A simple look at the frequency of HCMV among malignant and benign beast tumor tissues reveled the very low frequency of HCMV, as only two samples of benign group were positive for HCMV DNA that was not significantly different between two groups. In agreement with this finding, Richardson et al., (2015) with founded no HCMV genomic DNA in none of 70 tumor but only in 2 of 70 (3%) of paired normal specimens. Hence, another study supporting no role for HCMV in breast cancer, Eghbali et al., (2012) reported that only 2 of 24 (8.3%) paraffin embedded breast carcinoma tissue and none of 24 sample of fibroadenoma tumors were positive for HCMV DNA. There are studies regarding high prevalence of HCMV but non-significant role among different groups. In this regard, the high rate of HCMV DNA in 12 of 12 (100%) breast cancer and 10 of 11 (91%) paired sentinel lymph node specimens has been reported Taher et al., (2013) in Swedish population. Also, some study only evaluated malignant breast cancer tissue in their study, therefore relying on the results of these study to prove the association of HCMV and barest cancer is questionable. In this regards, Antonsson et al., (2011) by using real-time PCR assays detected HCMV DNA in 5 of 54 (10%) breast cancer tissue. In addition, in Iran, karimi et al., (2016) reported HCMV DNA genomic fragment in 26 of 50 (24.75%) invasive breast ductal carcinoma. Also, In Egyptian women, it has been reported that 47 of 107 (43.9%) invasive breast carcinoma tissue sample infected with HCMV using immunohistochemistry staining method (Ahmed et al., 2016). In spite of our finding, several case-control studies have been shown a link between HCMV infections and breast cancer using RT- PCR. It has been reported that 3 of 32 (97%) samples of breast carcinomas and 17 of 27 (63%) normal epithelium were positive for HCMV DNA in Mexican subjects (Utera-Barillas et al., 2013). In England, Harkins et al., (2008) and his colleagues by using in situ hybridization have been showed that 31 of 32 (97%) ductal breast carcinoma samples and 17 of 27 (63%) normal epithelium were positive for HCMV DNA, emphasized on indicative role of HCMV in cancer development, In addition, they also detected HCMV DNA in 6 of 8 (75%) of breast cancer specimens and 1 of 4 (25%) breast reduction mammoplasty controls specimens using PCR method that partly was in agreement with previous their own study.

Like HPV, controversial results in the frequency of HCMV in breast cancer tissue may be from some differences in host factors including: race, genetic, and rate of infection.
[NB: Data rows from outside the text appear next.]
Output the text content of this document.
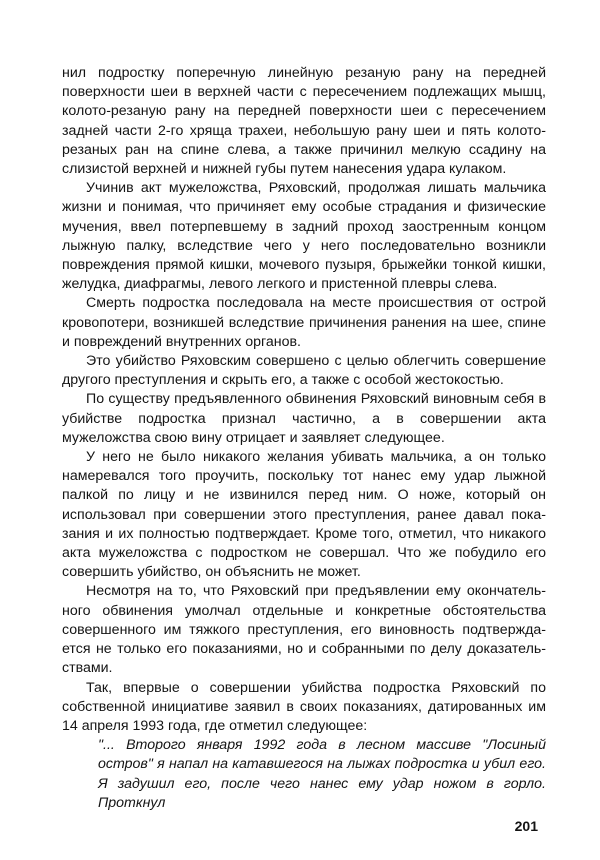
нил подростку поперечную линейную резаную рану на передней поверхности шеи в верхней части с пересечением подлежащих мышц, колото-резаную рану на передней поверхности шеи с пересечением задней части 2-го хряща трахеи, небольшую рану шеи и пять колото-резаных ран на спине слева, а также причинил мелкую ссадину на слизистой верхней и нижней губы путем нанесения удара кулаком.

Учинив акт мужеложства, Ряховский, продолжая лишать мальчика жизни и понимая, что причиняет ему особые страдания и физические мучения, ввел потерпевшему в задний проход заостренным концом лыжную палку, вследствие чего у него последовательно возникли повреждения прямой кишки, мочевого пузыря, брыжейки тонкой кишки, желудка, диафрагмы, левого легкого и пристенной плевры слева.

Смерть подростка последовала на месте происшествия от острой кровопотери, возникшей вследствие причинения ранения на шее, спине и повреждений внутренних органов.

Это убийство Ряховским совершено с целью облегчить совершение другого преступления и скрыть его, а также с особой жестокостью.

По существу предъявленного обвинения Ряховский виновным себя в убийстве подростка признал частично, а в совершении акта мужеложства свою вину отрицает и заявляет следующее.

У него не было никакого желания убивать мальчика, а он только намеревался того проучить, поскольку тот нанес ему удар лыжной палкой по лицу и не извинился перед ним. О ноже, который он использовал при совершении этого преступления, ранее давал показания и их полностью подтверждает. Кроме того, отметил, что никакого акта мужеложства с подростком не совершал. Что же побудило его совершить убийство, он объяснить не может.

Несмотря на то, что Ряховский при предъявлении ему окончательного обвинения умолчал отдельные и конкретные обстоятельства совершенного им тяжкого преступления, его виновность подтверждается не только его показаниями, но и собранными по делу доказательствами.

Так, впервые о совершении убийства подростка Ряховский по собственной инициативе заявил в своих показаниях, датированных им 14 апреля 1993 года, где отметил следующее:

"... Второго января 1992 года в лесном массиве "Лосиный остров" я напал на катавшегося на лыжах подростка и убил его. Я задушил его, после чего нанес ему удар ножом в горло. Проткнул

201
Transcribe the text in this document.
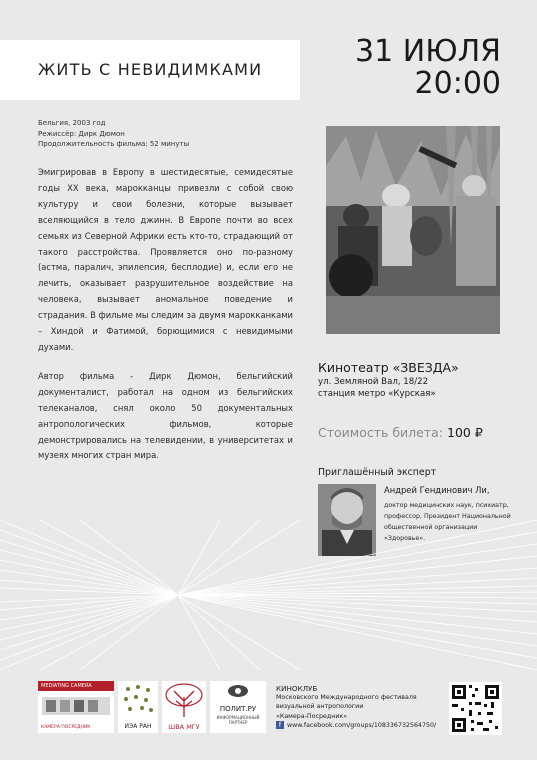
ЖИТЬ С НЕВИДИМКАМИ
31 ИЮЛЯ
20:00
Бельгия, 2003 год
Режиссёр: Дирк Дюмон
Продолжительность фильма: 52 минуты

Эмигрировав в Европу в шестидесятые, семидесятые годы ХХ века, марокканцы привезли с собой свою культуру и свои болезни, которые вызывает вселяющийся в тело джинн. В Европе почти во всех семьях из Северной Африки есть кто-то, страдающий от такого расстройства. Проявляется оно по-разному (астма, паралич, эпилепсия, бесплодие) и, если его не лечить, оказывает разрушительное воздействие на человека, вызывает аномальное поведение и страдания. В фильме мы следим за двумя марокканками – Хиндой и Фатимой, борющимися с невидимыми духами.

Автор фильма - Дирк Дюмон, бельгийский документалист, работал на одном из бельгийских телеканалов, снял около 50 документальных антропологических фильмов, которые демонстрировались на телевидении, в университетах и музеях многих стран мира.

Кинотеатр «ЗВЕЗДА»
ул. Земляной Вал, 18/22
станция метро «Курская»
Стоимость билета: 100 ₽
Приглашённый эксперт
Андрей Гендинович Ли,
доктор медицинских наук, психиатр, профессор, Президент Национальной общественной организации «Здоровье».
MEDIATING CAMERA
КАМЕРА-ПОСРЕДНИК	ИЭА РАН	ШВА МГУ
ПОЛИТ.РУ
ИНФОРМАЦИОННЫЙ ПАРТНЕР
КИНОКЛУБ
Московского Международного фестиваля
визуальной антропологии
«Камера-Посредник»
f www.facebook.com/groups/108336732564750/
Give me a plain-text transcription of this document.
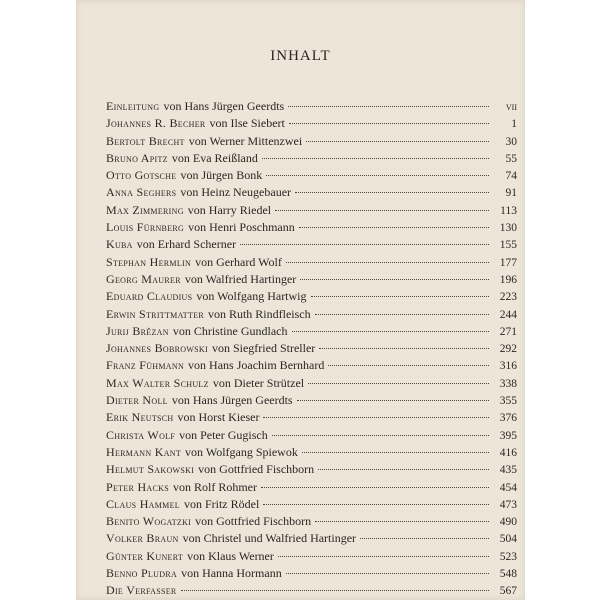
INHALT
Einleitung von Hans Jürgen Geerdts	vii
Johannes R. Becher von Ilse Siebert	1
Bertolt Brecht von Werner Mittenzwei	30
Bruno Apitz von Eva Reißland	55
Otto Gotsche von Jürgen Bonk	74
Anna Seghers von Heinz Neugebauer	91
Max Zimmering von Harry Riedel	113
Louis Fürnberg von Henri Poschmann	130
Kuba von Erhard Scherner	155
Stephan Hermlin von Gerhard Wolf	177
Georg Maurer von Walfried Hartinger	196
Eduard Claudius von Wolfgang Hartwig	223
Erwin Strittmatter von Ruth Rindfleisch	244
Jurij Brězan von Christine Gundlach	271
Johannes Bobrowski von Siegfried Streller	292
Franz Fühmann von Hans Joachim Bernhard	316
Max Walter Schulz von Dieter Strützel	338
Dieter Noll von Hans Jürgen Geerdts	355
Erik Neutsch von Horst Kieser	376
Christa Wolf von Peter Gugisch	395
Hermann Kant von Wolfgang Spiewok	416
Helmut Sakowski von Gottfried Fischborn	435
Peter Hacks von Rolf Rohmer	454
Claus Hammel von Fritz Rödel	473
Benito Wogatzki von Gottfried Fischborn	490
Volker Braun von Christel und Walfried Hartinger	504
Günter Kunert von Klaus Werner	523
Benno Pludra von Hanna Hormann	548
Die Verfasser	567
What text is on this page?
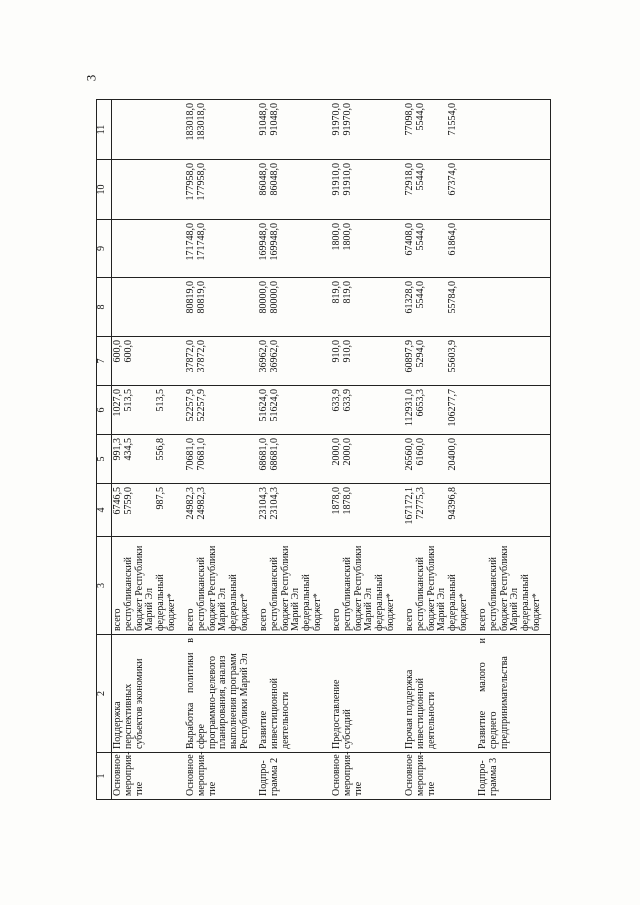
3
1	2	3	4	5	6	7	8	9	10	11

Основное мероприя- тие	Поддержка перспективных субъектов экономики	всего республиканский бюджет Республики Марий Эл федеральный бюджет*	6746,5 5759,0 987,5	991,3 434,5 556,8	1027,0 513,5 513,5	600,0 600,0				

Основное мероприя- тие	Выработка политики в сфере программно-целевого планирования, анализ выполнения программ Республики Марий Эл	всего республиканский бюджет Республики Марий Эл федеральный бюджет*	24982,3 24982,3	70681,0 70681,0	52257,9 52257,9	37872,0 37872,0	80819,0 80819,0	171748,0 171748,0	177958,0 177958,0	183018,0 183018,0

Подпро- грамма 2	Развитие инвестиционной деятельности	всего республиканский бюджет Республики Марий Эл федеральный бюджет*	23104,3 23104,3	68681,0 68681,0	51624,0 51624,0	36962,0 36962,0	80000,0 80000,0	169948,0 169948,0	86048,0 86048,0	91048,0 91048,0

Основное мероприя- тие	Предоставление субсидий	всего республиканский бюджет Республики Марий Эл федеральный бюджет*	1878,0 1878,0	2000,0 2000,0	633,9 633,9	910,0 910,0	819,0 819,0	1800,0 1800,0	91910,0 91910,0	91970,0 91970,0

Основное мероприя- тие	Прочая поддержка инвестиционной деятельности	всего республиканский бюджет Республики Марий Эл федеральный бюджет*	167172,1 72775,3 94396,8	26560,0 6160,0 20400,0	112931,0 6653,3 106277,7	60897,9 5294,0 55603,9	61328,0 5544,0 55784,0	67408,0 5544,0 61864,0	72918,0 5544,0 67374,0	77098,0 5544,0 71554,0

Подпро- грамма 3	Развитие малого и среднего предпринимательства	всего республиканский бюджет Республики Марий Эл федеральный бюджет*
Beside other methodological issue like the differences in the sample size, method of DNA extraction, tissue handling and limitations of molecular analyses as well as type of tissue preparation (fresh and/or paraffin embedded) are among impressive factors attributed to discrepancy. Variable findings may also be due to ‘hit and run’ oncogenic mechanisms, that means; virus triggers the oncogenesis process but it is vanished in further steps (Richardson et al., 2015).
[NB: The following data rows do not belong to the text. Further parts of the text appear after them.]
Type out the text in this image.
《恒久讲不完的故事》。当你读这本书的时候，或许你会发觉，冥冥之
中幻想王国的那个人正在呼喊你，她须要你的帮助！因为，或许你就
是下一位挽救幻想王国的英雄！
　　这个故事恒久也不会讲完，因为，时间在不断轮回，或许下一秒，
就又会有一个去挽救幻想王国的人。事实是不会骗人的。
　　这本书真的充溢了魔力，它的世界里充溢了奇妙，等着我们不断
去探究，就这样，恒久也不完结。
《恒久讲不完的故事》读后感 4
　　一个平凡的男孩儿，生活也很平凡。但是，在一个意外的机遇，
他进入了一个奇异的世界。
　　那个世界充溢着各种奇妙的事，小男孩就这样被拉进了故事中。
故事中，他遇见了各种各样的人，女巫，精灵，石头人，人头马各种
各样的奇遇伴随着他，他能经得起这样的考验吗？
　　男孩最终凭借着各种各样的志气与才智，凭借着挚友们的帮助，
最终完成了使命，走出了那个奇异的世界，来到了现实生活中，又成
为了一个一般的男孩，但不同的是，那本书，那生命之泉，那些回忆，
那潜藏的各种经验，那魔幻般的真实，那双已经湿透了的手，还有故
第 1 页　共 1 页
In conclusion, our investigation has shown very low frequency of HCMV DNA in benign breast tumor tissue which was not supportive of the role of HCMV infection in progression of breast cncer. Moreover, our data don’t suport the role of HPV infection in development of breast cncer. Regarding controversial issues, more invesvetigation with a larger group from different part of the country may give us more useful data for conclusion.

Conflict of interest

All the authors declare no Conflict of interest.